For the first time in a long time my heart feels tender again, willing to change, desperate to spend time with Him. I’ve wanted to be used by God, but I must first be made usable, pliable, humble, obedient. I want to be back in His presence, serving Him, loving on Him, rejoicing with Him, worshipping Him, and living a life of faith-filled adventure with Him. I just want to be His again as I’ve found I’m a lousy keeper of myself.
Welcome home.
thanks, shelley. keeping Him my first love is my daily battle too even with reading the Word and daily prayer. It helps me to remember He made me His first love out of His grace and not my doing. The doing is, however, a means of experiencing His love regularly but can’t be mistaken for His very real presence in my heart by His Spirit. Without that it’s just religion. I pray we acknowledge His presence in us, keeping Him first all the time, and encourage each other, like you have me.
P.S. I’ve loved having you at our house each week. You are a precious young woman I’ve enjoyed getting to know better and a very good friend to my Kate.
wonderfully honest. i think we all have those desert times but don’t want to admit the gut-wrenching truth that our first love isn’t always our first love.
amazing post! You are an amazing person. I am very happy for you!
I’m jealous…I need to get to that place.
YES!! YES!! YES!! This is it. This is what it is all about.
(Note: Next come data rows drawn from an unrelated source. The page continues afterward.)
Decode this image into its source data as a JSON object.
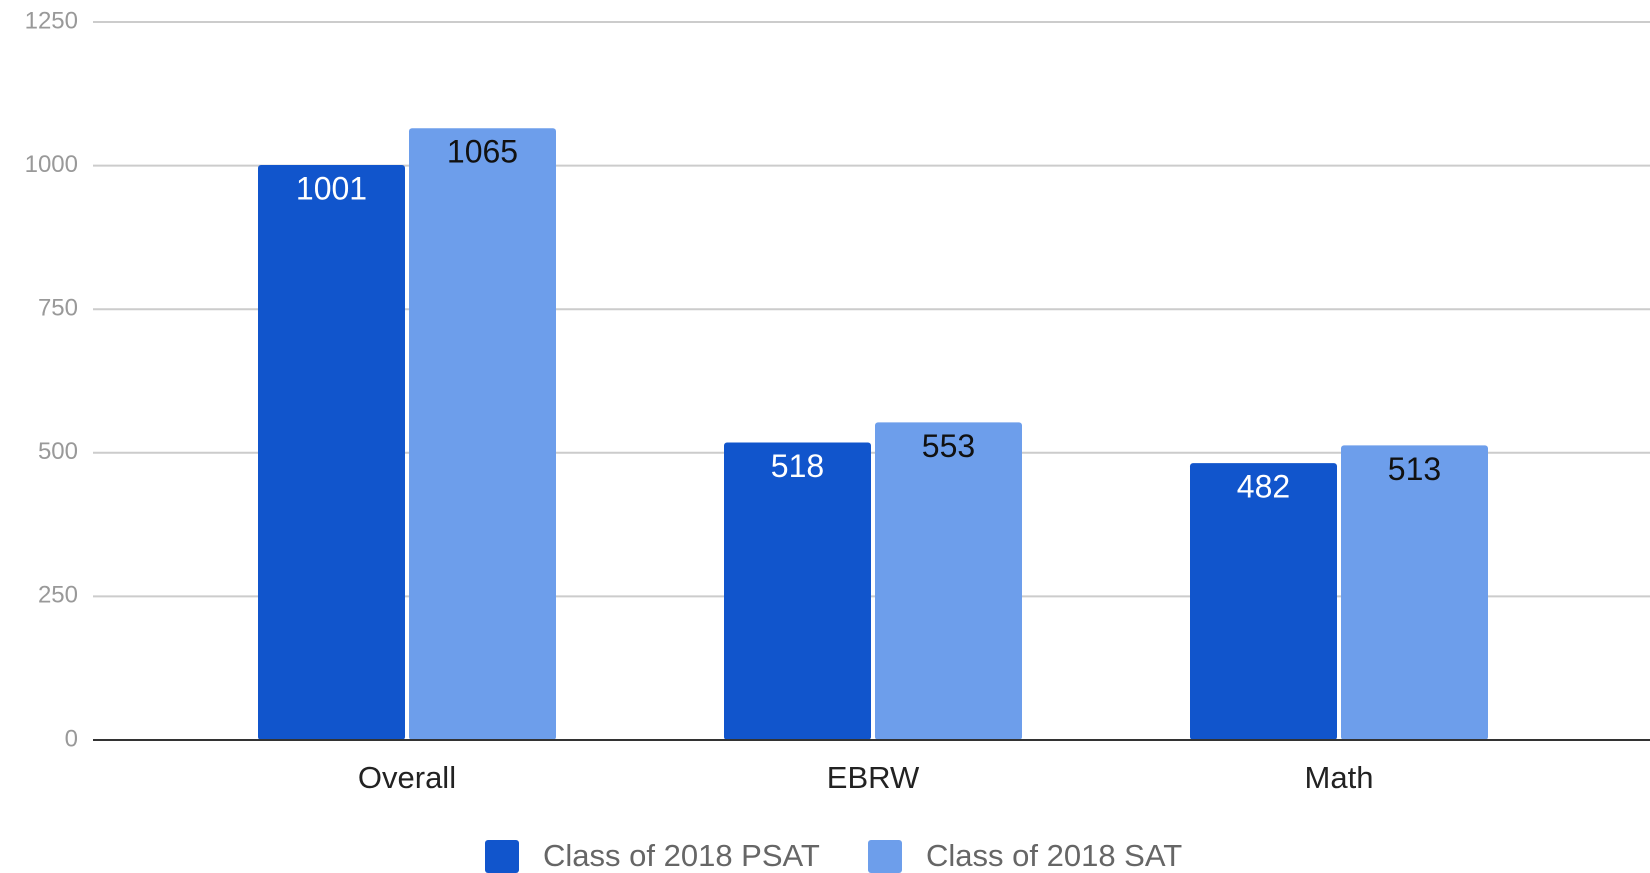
{
  "chart_data": {
    "type": "bar",
    "categories": [
      "Overall",
      "EBRW",
      "Math"
    ],
    "series": [
      {
        "name": "Class of 2018 PSAT",
        "color": "#1155cc",
        "values": [
          1001,
          518,
          482
        ]
      },
      {
        "name": "Class of 2018 SAT",
        "color": "#6d9eeb",
        "values": [
          1065,
          553,
          513
        ]
      }
    ],
    "ylim": [
      0,
      1250
    ],
    "yticks": [
      0,
      250,
      500,
      750,
      1000,
      1250
    ],
    "grid": true,
    "legend": "bottom"
  }
}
Broken, on our knees, seeing ourselves for who we really are and running back to the cross. I am excited for the LIFE that has been revived in your heart. Seems we are all getting a taste of that these days…
I see a soft sweetness that has re-entered your heart. Shell your stunning and i knew that season of your life couldn’t last forever, you are much greater than what you saw at that moment of time and Jesus knew it, He knew you were great all along even when you wanted to give up.